What are your plans for the future?
I have always been fascinated by the latest advancements in AI and how they can be applied to genomics research. One area that particularly excites me is the application of large language models (LLMs) in genomics. DNA, in a way, is its own "language of life," and I believe that LLMs could play a crucial role in uncovering hidden patterns in genomic sequences. Moving forward, I plan to continue my research in genomics and epigenomics, integrating cutting-edge AI technologies to push the boundaries of our understanding in these fields.

What projects are you currently working on or interested in?
I am currently working on developing a foundational epigenetics model aimed at elucidating the complex regulatory relationships between epigenetic signals—such as histone modifications and DNA methylation—and gene expression. Recent advancements have demonstrated the potential of large AI models in genomics. By leveraging these technologies, I hope to build a model that can provide deeper insights into gene regulation and epigenetic mechanisms.

Would you like to share a publication you are most proud of being associated with?
One of my recent publications, which was published a few months ago, is titled: A Novel Classification Framework for Genome-Wide Association Study of Whole Brain MRI Images Using Deep Learning. Unlike traditional genome-wide association studies (GWAS) that rely on univariate analyses of summarized imaging features, our work employs a deep learning classification framework to analyze MRI images based on single nucleotide polymorphism (SNP) genotypes. Using simulations and real-world data from the Alzheimer's Disease Neuroimaging Initiative (ADNI), we demonstrated that this approach could identify novel genetic variants associated with brain phenotypes. While this study serves as a proof of concept, it highlights the potential of deep learning in uncovering complex, nonlinear relationships between genetics and brain structure—offering an alternative to traditional GWAS methods.

What is a cause that you are passionate about?
I am deeply passionate about making AI-driven biological research more reproducible and interpretable. AI has the power to revolutionize genomics, but without rigorous validation and careful interpretation, models can lead to misleading conclusions. I advocate for interdisciplinary collaboration between AI researchers and biologists to ensure that AI models truly benefit biomedical research.

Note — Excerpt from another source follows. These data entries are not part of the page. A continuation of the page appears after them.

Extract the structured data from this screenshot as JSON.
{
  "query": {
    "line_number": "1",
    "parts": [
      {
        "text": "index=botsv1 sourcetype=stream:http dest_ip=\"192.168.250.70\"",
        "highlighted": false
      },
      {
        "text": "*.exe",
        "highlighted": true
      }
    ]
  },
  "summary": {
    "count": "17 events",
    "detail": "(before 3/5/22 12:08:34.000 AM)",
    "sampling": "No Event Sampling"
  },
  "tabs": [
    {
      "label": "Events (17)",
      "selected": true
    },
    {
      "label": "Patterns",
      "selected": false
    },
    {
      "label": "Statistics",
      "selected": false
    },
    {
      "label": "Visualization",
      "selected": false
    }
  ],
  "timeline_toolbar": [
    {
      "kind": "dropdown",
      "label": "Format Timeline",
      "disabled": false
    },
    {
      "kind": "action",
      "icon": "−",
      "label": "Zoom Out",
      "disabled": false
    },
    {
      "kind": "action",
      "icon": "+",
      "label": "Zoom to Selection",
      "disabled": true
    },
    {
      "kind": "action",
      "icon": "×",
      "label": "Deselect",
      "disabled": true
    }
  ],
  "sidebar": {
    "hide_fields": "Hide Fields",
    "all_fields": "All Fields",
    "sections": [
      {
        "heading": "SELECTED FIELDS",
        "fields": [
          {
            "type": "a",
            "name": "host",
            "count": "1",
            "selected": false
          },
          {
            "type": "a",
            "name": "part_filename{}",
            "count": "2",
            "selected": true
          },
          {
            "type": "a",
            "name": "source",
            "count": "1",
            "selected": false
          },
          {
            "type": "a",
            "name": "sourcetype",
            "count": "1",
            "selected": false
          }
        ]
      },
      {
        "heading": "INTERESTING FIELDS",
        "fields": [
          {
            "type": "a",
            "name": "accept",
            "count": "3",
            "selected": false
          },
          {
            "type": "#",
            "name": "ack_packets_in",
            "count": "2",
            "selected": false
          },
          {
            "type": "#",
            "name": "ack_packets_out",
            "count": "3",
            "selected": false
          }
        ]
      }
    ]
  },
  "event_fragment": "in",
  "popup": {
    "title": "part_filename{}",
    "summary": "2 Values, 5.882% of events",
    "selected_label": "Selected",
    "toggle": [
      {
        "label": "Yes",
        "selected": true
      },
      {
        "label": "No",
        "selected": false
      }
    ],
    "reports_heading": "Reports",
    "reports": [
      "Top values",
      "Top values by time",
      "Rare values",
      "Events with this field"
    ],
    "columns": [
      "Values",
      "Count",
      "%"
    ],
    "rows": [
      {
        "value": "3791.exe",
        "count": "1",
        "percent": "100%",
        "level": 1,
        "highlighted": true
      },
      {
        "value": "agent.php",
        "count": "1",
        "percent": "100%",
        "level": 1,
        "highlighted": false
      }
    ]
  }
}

What have you learned (or are learning) that has made a difference for you?
One of the most valuable lessons I have learned is the importance of experimental validation in computational research. It’s easy to get excited about a model with high accuracy, but real-world biological applications require validation through independent experiments. This shift in mindset—from focusing solely on computational metrics to prioritizing biological relevance—has significantly shaped my research approach.

What has been your greatest challenge?
One of my biggest challenges has been bridging the gap between AI and biology. Coming from a computational background, I initially found it difficult to understand the complexities of molecular biology. Learning to communicate effectively with biologists and designing AI models that align with real-world biological constraints has been a steep but rewarding learning curve.

What advice would you give to a student interested in getting into this field of study?
I would advise students to develop both strong computational skills and a solid understanding of biology. AI-driven genomics is an interdisciplinary field, and success requires knowledge in both domains. Additionally, I recommend engaging in hands-on projects—whether through coding, analyzing real biological datasets, or collaborating with biologists—to gain practical experience.